To further improve code reusability each of the daemon modules is composed of one or more components, which are the actual workers in this scenario, the enveloping daemon module serves mostly as a container. There are different components for different smaller tasks like fetching new message from filesystem queue, parsing the message into object, filtering the message according to given set of rules etc. These components can be chained together to achive desired final processing result.
Following diagram describes the internal daemon module architecture with emphasis on event driven design and internal components:
So, when implementing a new deamon, one only needs to design and implement the actual processing; everything else is provided for automatically, including the selection of a message from the queue and subsequent upload into the queue of another daemon in the processing chain.
For further details please read the documentation and study source code of following libraries:
Filesystem message queue protocol¶
To facilitate message exchange between daemon modules a very simple filesystem-based message exchange protocol (aka. filer protocol) was designed and implemented.
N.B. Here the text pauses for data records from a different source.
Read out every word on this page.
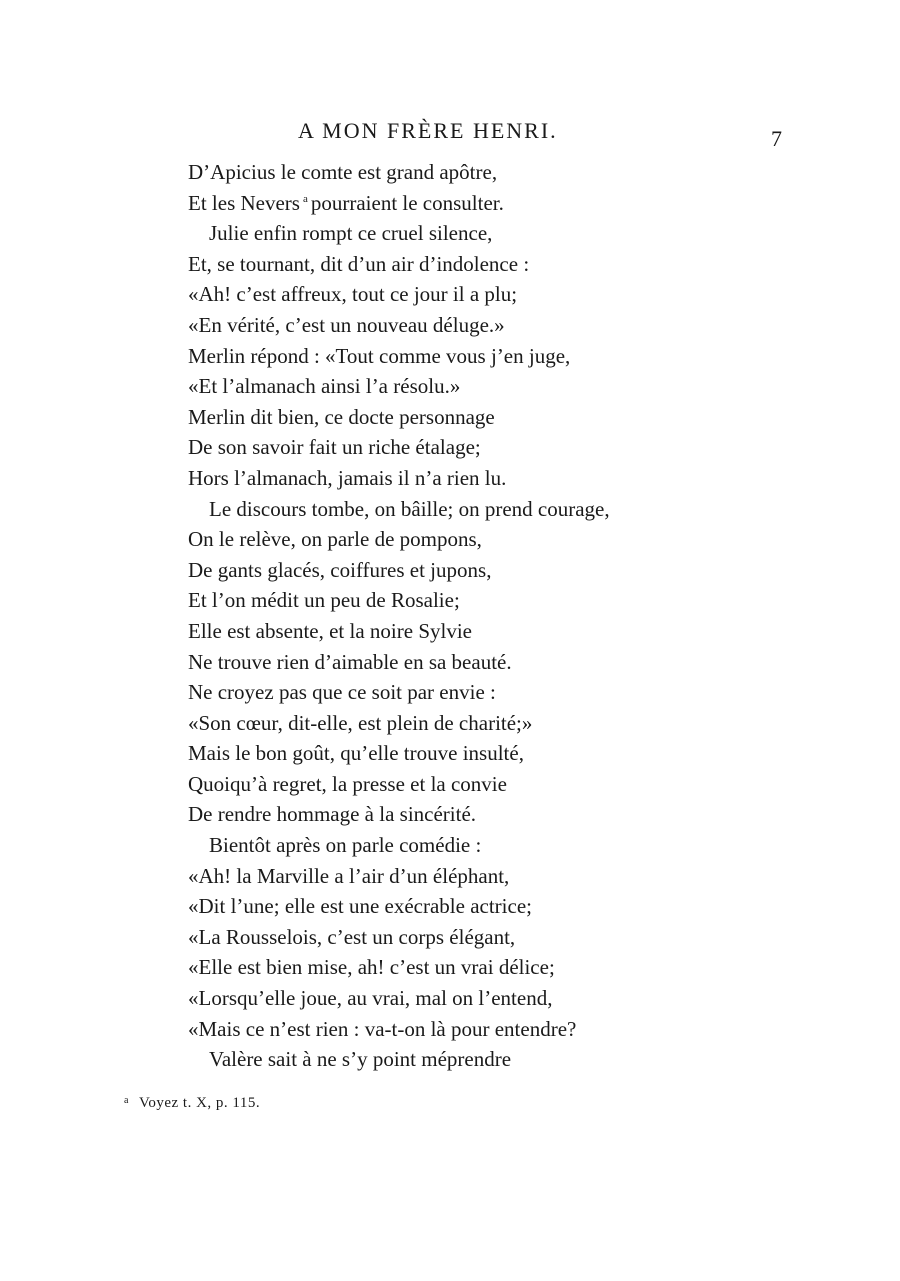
A MON FRÈRE HENRI.	7
D’Apicius le comte est grand apôtre,
Et les Nevers $^a$ pourraient le consulter.
Julie enfin rompt ce cruel silence,
Et, se tournant, dit d’un air d’indolence :
«Ah! c’est affreux, tout ce jour il a plu;
«En vérité, c’est un nouveau déluge.»
Merlin répond : «Tout comme vous j’en juge,
«Et l’almanach ainsi l’a résolu.»
Merlin dit bien, ce docte personnage
De son savoir fait un riche étalage;
Hors l’almanach, jamais il n’a rien lu.
Le discours tombe, on bâille; on prend courage,
On le relève, on parle de pompons,
De gants glacés, coiffures et jupons,
Et l’on médit un peu de Rosalie;
Elle est absente, et la noire Sylvie
Ne trouve rien d’aimable en sa beauté.
Ne croyez pas que ce soit par envie :
«Son cœur, dit-elle, est plein de charité;»
Mais le bon goût, qu’elle trouve insulté,
Quoiqu’à regret, la presse et la convie
De rendre hommage à la sincérité.
Bientôt après on parle comédie :
«Ah! la Marville a l’air d’un éléphant,
«Dit l’une; elle est une exécrable actrice;
«La Rousselois, c’est un corps élégant,
«Elle est bien mise, ah! c’est un vrai délice;
«Lorsqu’elle joue, au vrai, mal on l’entend,
«Mais ce n’est rien : va-t-on là pour entendre?
Valère sait à ne s’y point méprendre
$^a$ Voyez t. X, p. 115.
It is inspired again by Postfix MTA.
The protocol uses designated filesystem directory with following substructure for exchanging the messages:
- incoming: input queue, only complete messages
- pending: daemon work directory, messages in progress
- tmp: work directory for other processes
- errors: messages that caused problems during processing
Key requirement for everything to work properly is the atomic move operation on filesystem level. This requirement is satisfied on Linux system in case the source and target directories in the move operation are on the same partition. Therefore never put queue subdirectories on different partitions and be cautious when enqueuing new messages. To be safe use following procedure to put new message into the queue:
- create new file in tmp subdirectory and write/save its content
- filename is arbitrary, but must be unique within all subdirectories
- when done writing, move/rename the file to incoming subdirectory
- move operation must be atomic, so all queue subdirectories must be on same partition
Following diagram describes the process of placing the message into the queue and the process of fetching the message from the queue by the daemon module:
Blue arrows are filesystem operations performed by the external process, that is placing new message into the queue. It is clear, that according to the procedure described above the message is first placed into the tmp and then atomically moved into incoming. Red arrows indicate filesystem operations performed by the daemon process itself. By atomically moving the message from incoming to pending it marks the message as in progress and may now begin the processing. When done, the message may be moved to the queue of another daemon module, moved to the errors in case of any problems or even deleted permanently (in case the daemon module is last in message processing chain).
The atomic move operation from incoming to pending serves also another purpose, which is locking. When multiple instances of the same daemon module work with the same queue the atomicity of the move operation makes sure that each message will be processed only once. All daemon modules are prepared for this eventuality and are not concerned when messages magically disappear from the queue.
Web interface architecture¶
The web interface for Mentat system is called Hawat: Web user interface and it is built on top of the great Flask microframework. However the micro in the name means, that to make things more manageable and easier a suite of custom tools had to be implemented to enable better interface component integration.
Flask already provides means for separating big applications into modules by the blueprint mechanism. This is used very extensively and almost everything in the web interface is a pluggable blueprint.